Contrairement au style adopté à Maad et Behdidet, les visages sont ici beaucoup plus réalistes et expressifs. Nous pouvons percevoir la douleur dans leurs yeux au lieu que ce soit simplement manifestée par le geste de prendre leur tête dans leur main. De plus, contrairement à Maad et Behdidet, il n’y a pas de mélange entre les écritures serto et estranguélo. Les inscriptions sont entièrement en estranguélo, l’écriture monumentale, indiquant la prospérité durant cette période des Croisades. Sur l’un des fragments nous lisons à gauche en estranguélo vertical blanc : Dionisios (Denys) et à droite : Yaacouv Ahouy d Moran (Jacques frère de notre Seigneur). D’autres fragments montrent des visages avec des inscriptions.
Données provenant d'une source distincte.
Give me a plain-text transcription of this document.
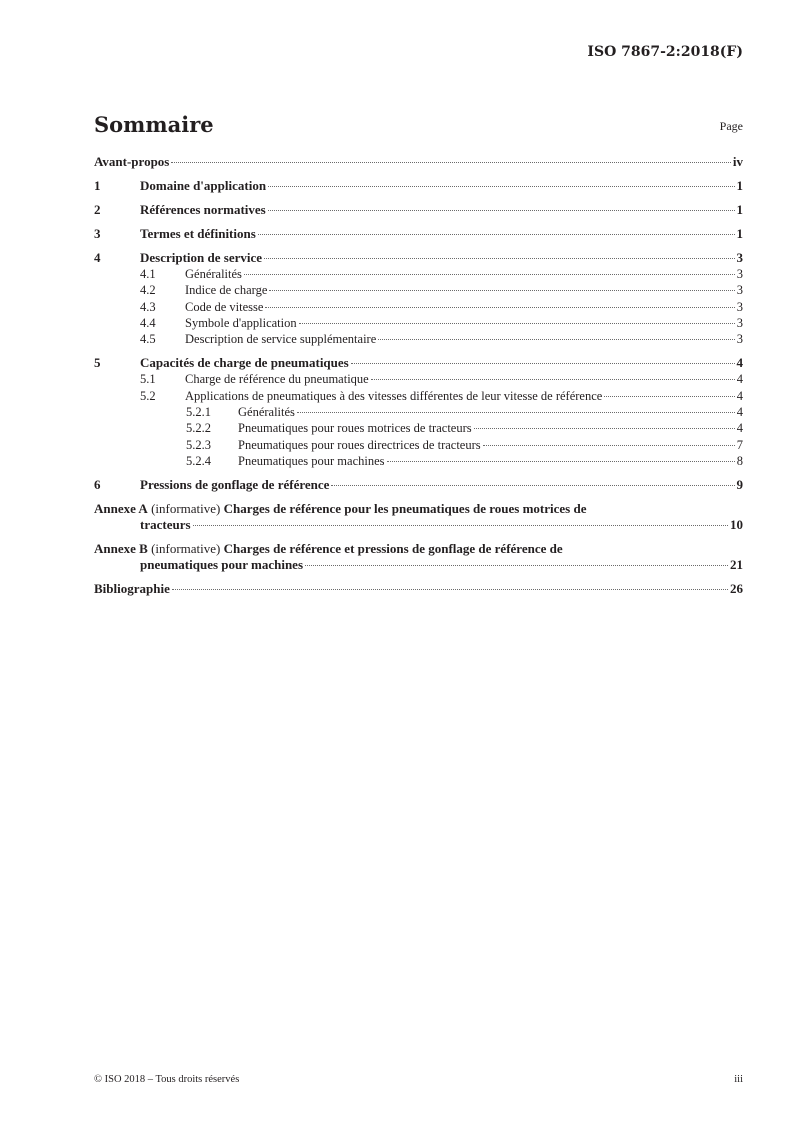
ISO 7867-2:2018(F)
Sommaire	Page
Avant-propos	iv
1	Domaine d'application	1
2	Références normatives	1
3	Termes et définitions	1
4	Description de service	3
4.1	Généralités	3
4.2	Indice de charge	3
4.3	Code de vitesse	3
4.4	Symbole d'application	3
4.5	Description de service supplémentaire	3
5	Capacités de charge de pneumatiques	4
5.1	Charge de référence du pneumatique	4
5.2	Applications de pneumatiques à des vitesses différentes de leur vitesse de référence	4
5.2.1	Généralités	4
5.2.2	Pneumatiques pour roues motrices de tracteurs	4
5.2.3	Pneumatiques pour roues directrices de tracteurs	7
5.2.4	Pneumatiques pour machines	8
6	Pressions de gonflage de référence	9
Annexe A (informative) Charges de référence pour les pneumatiques de roues motrices de
tracteurs	10
Annexe B (informative) Charges de référence et pressions de gonflage de référence de
pneumatiques pour machines	21
Bibliographie	26
© ISO 2018 – Tous droits réservés	iii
L’un d’eux dit Youdo bar Halfay (Judas fils d’Alphée). Ici et là, des résidus nous donnent une idée de la beauté de la calligraphie et des nombreux motifs de cette église.

 

Restes de la fresque de Jésus et Marie

 

Les restes la fresque de Jésus et Marie, nous renseignent sur l’existence de contours autour de certains des Sujets. Le cadre apparaît en rouge sur le côté droit de la fresque. Certaines lettres grecques, typiques de l’iconographie byzantine, sont ici intégrées à la tradition syriaque. L’extrême simplicité des visages est similaire à l’iconographie plus ancienne vue dans Maad et Behdidet. Cette fresque appartient probablement à une période plus ancienne que le reste de cette église.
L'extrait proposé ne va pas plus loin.